I’ve often found that the people most familiar with the intricacies of a city are those tasked with spending their days and nights navigating its hustle, hugging its corners, evading its secrets and archiving its political, social and architectural transformations. A knowledgeable taxi driver can be a tourism board’s most valuable asset: the person initially tasked with shaping our first feelings for whichever foreign city we’ve chosen to explore. Taxi drivers also have the potential of being extraordinary gate keepers to their town’s hidden gems.
This is why you need to make the most out of your next cab ride. Whenever I land in a city for the first time, I download as much data as I can store post flight from my driver. It is during those often chaotic and tiring rides that I learn things missed in the travel guides. That can include the best place to have a local meal, the neighborhoods that aren’t particularly friendly to tourists, where to find a picturesque panoramic view of the city or the current social or political climate. These people are historians by default … it’s a beneficial by-product of their occupation … so at minimum they can address some of these things IF you both speak the same language.
Here are some quick questions for reference just in case you trust Uncle Eric and take his advice:
- Where do the locals like to eat?
- What’s the best dish at that restaurant?
- What neighborhood should I avoid walking around?
- Where can I get the best view at sunset/sunrise?
- Is it safe to flag cabs down on the street?
- How far is my hotel from “x” destination?
- Is the public transportation here easy to use?
- Where’s a good place to get a cheap beer?
There are others, but these are good starter questions. As you’re shuttled across town, the conversation will play out and you can fish for answers to whatever else tickles your fancy. I’m a history buff, so I’m always pressing for tales about a country’s political evolution or devolution, or the origins of certain culinary dishes.

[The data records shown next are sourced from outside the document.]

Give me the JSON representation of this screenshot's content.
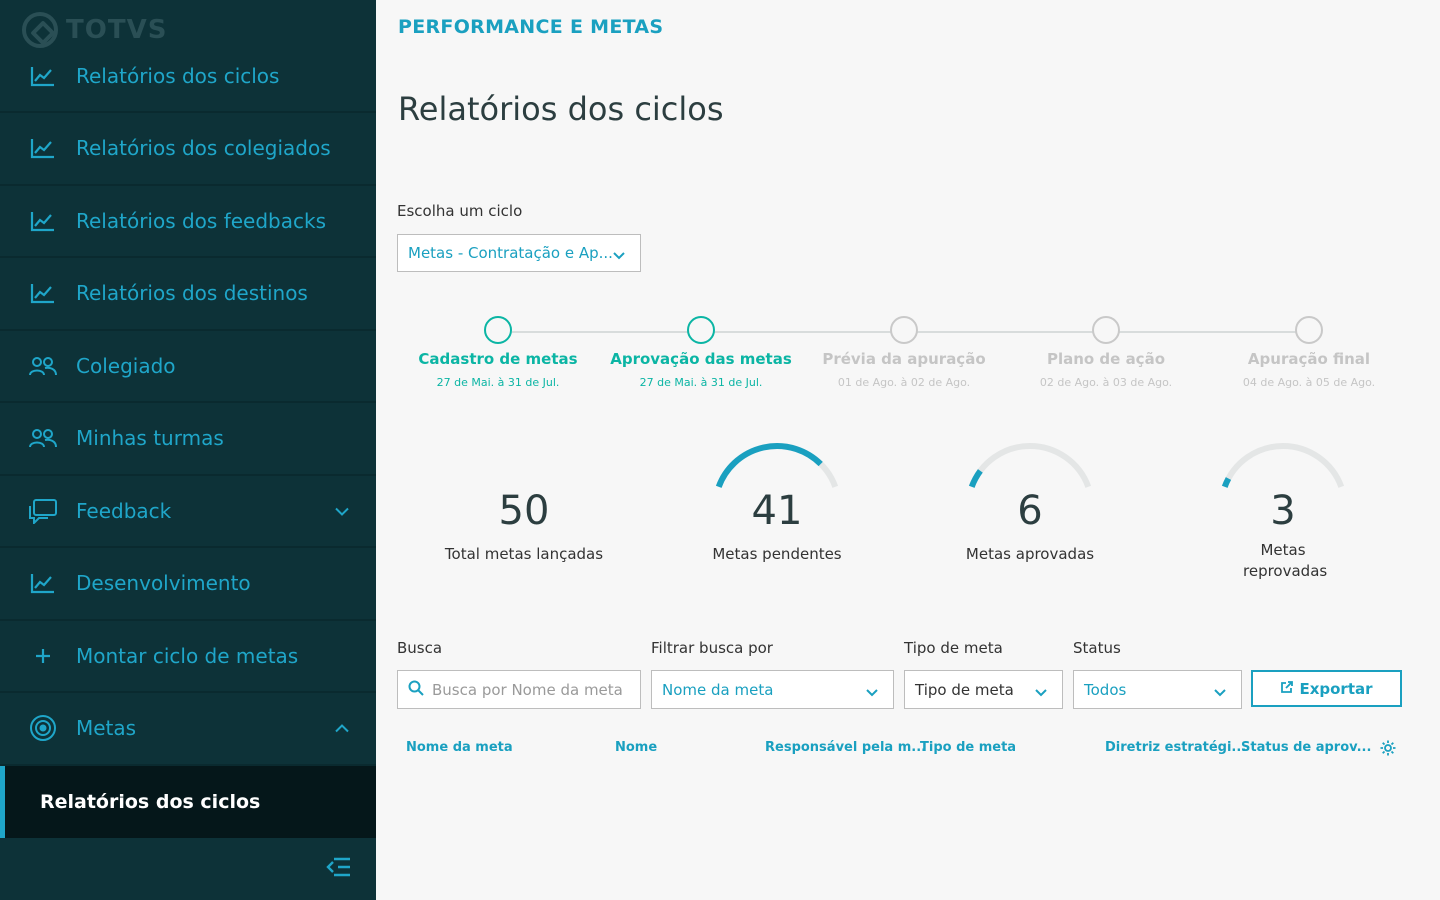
{
  "brand": {
    "logo_text": "TOTVS"
  },
  "sidebar": {
    "items": [
      {
        "label": "Relatórios dos ciclos",
        "icon": "chart-line-icon"
      },
      {
        "label": "Relatórios dos colegiados",
        "icon": "chart-line-icon"
      },
      {
        "label": "Relatórios dos feedbacks",
        "icon": "chart-line-icon"
      },
      {
        "label": "Relatórios dos destinos",
        "icon": "chart-line-icon"
      },
      {
        "label": "Colegiado",
        "icon": "users-icon"
      },
      {
        "label": "Minhas turmas",
        "icon": "users-icon"
      },
      {
        "label": "Feedback",
        "icon": "chat-icon",
        "chevron": "down"
      },
      {
        "label": "Desenvolvimento",
        "icon": "chart-line-icon"
      },
      {
        "label": "Montar ciclo de metas",
        "icon": "plus-icon"
      },
      {
        "label": "Metas",
        "icon": "target-icon",
        "chevron": "up"
      }
    ],
    "active_sub_item": "Relatórios dos ciclos"
  },
  "header": {
    "breadcrumb": "PERFORMANCE E METAS",
    "title": "Relatórios dos ciclos"
  },
  "cycle": {
    "label": "Escolha um ciclo",
    "selected": "Metas - Contratação e Ap..."
  },
  "steps": [
    {
      "name": "Cadastro de metas",
      "date": "27 de Mai. à 31 de Jul.",
      "active": true
    },
    {
      "name": "Aprovação das metas",
      "date": "27 de Mai. à 31 de Jul.",
      "active": true
    },
    {
      "name": "Prévia da apuração",
      "date": "01 de Ago. à 02 de Ago.",
      "active": false
    },
    {
      "name": "Plano de ação",
      "date": "02 de Ago. à 03 de Ago.",
      "active": false
    },
    {
      "name": "Apuração final",
      "date": "04 de Ago. à 05 de Ago.",
      "active": false
    }
  ],
  "stats": [
    {
      "value": "50",
      "label": "Total metas lançadas",
      "fraction": null
    },
    {
      "value": "41",
      "label": "Metas pendentes",
      "fraction": 0.82
    },
    {
      "value": "6",
      "label": "Metas aprovadas",
      "fraction": 0.12
    },
    {
      "value": "3",
      "label": "Metas reprovadas",
      "fraction": 0.06
    }
  ],
  "filters": {
    "search_label": "Busca",
    "search_placeholder": "Busca por Nome da meta",
    "filter_label": "Filtrar busca por",
    "filter_value": "Nome da meta",
    "type_label": "Tipo de meta",
    "type_value": "Tipo de meta",
    "status_label": "Status",
    "status_value": "Todos",
    "export_label": "Exportar"
  },
  "table": {
    "columns": [
      "Nome da meta",
      "Nome",
      "Responsável pela m...",
      "Tipo de meta",
      "Diretriz estratégi...",
      "Status de aprov..."
    ]
  },
  "colors": {
    "sidebar_bg": "#0d3238",
    "accent": "#1aa0c0",
    "step_active": "#0bb5a4",
    "gauge_track": "#e4e6e6"
  }
}
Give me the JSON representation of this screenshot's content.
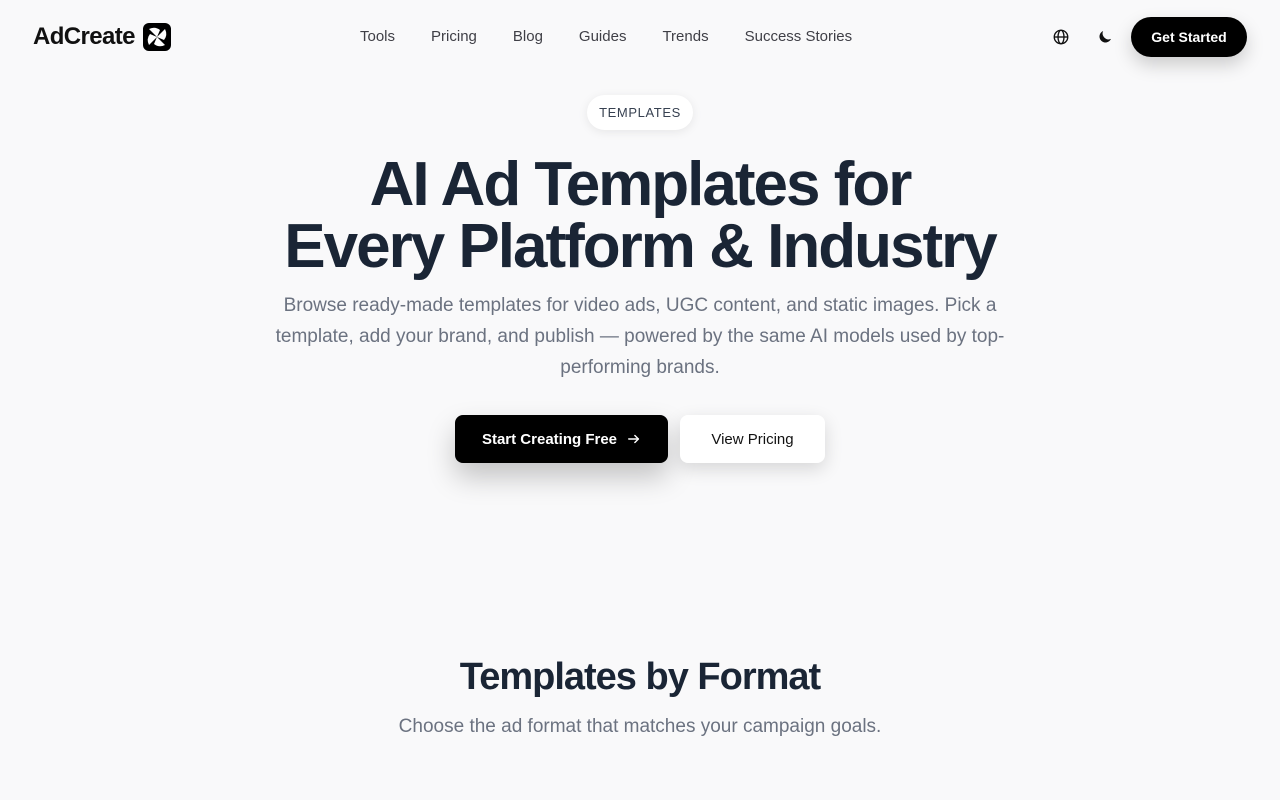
{
  "header": {
    "logo_text": "AdCreate",
    "logo_icon": "four-blades-logo-icon",
    "nav": [
      {
        "label": "Tools"
      },
      {
        "label": "Pricing"
      },
      {
        "label": "Blog"
      },
      {
        "label": "Guides"
      },
      {
        "label": "Trends"
      },
      {
        "label": "Success Stories"
      }
    ],
    "language_icon": "globe-icon",
    "theme_icon": "moon-icon",
    "cta_label": "Get Started"
  },
  "hero": {
    "badge": "TEMPLATES",
    "title_line1": "AI Ad Templates for",
    "title_line2": "Every Platform & Industry",
    "subtitle": "Browse ready-made templates for video ads, UGC content, and static images. Pick a template, add your brand, and publish — powered by the same AI models used by top-performing brands.",
    "primary_label": "Start Creating Free",
    "primary_icon": "arrow-right-icon",
    "secondary_label": "View Pricing"
  },
  "section": {
    "title": "Templates by Format",
    "subtitle": "Choose the ad format that matches your campaign goals."
  },
  "colors": {
    "background": "#f9f9fa",
    "accent": "#000000",
    "heading": "#1a2535",
    "muted": "#6b7280"
  }
}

I also abhor wasting time which is why I found great pleasure in a chat with a driver Panama. He advised skipping a half-day tour to the Panama Canal because it was something I could visit in an hour. I ended up paying him $30 to take me from my hotel to the Canal and then through some of the local neighborhoods where I did a bit of street photography. That allowed me to make the most of my day opposed to shredding through time waiting on a tour bus and the patrons being escorted around like third graders on a field trip.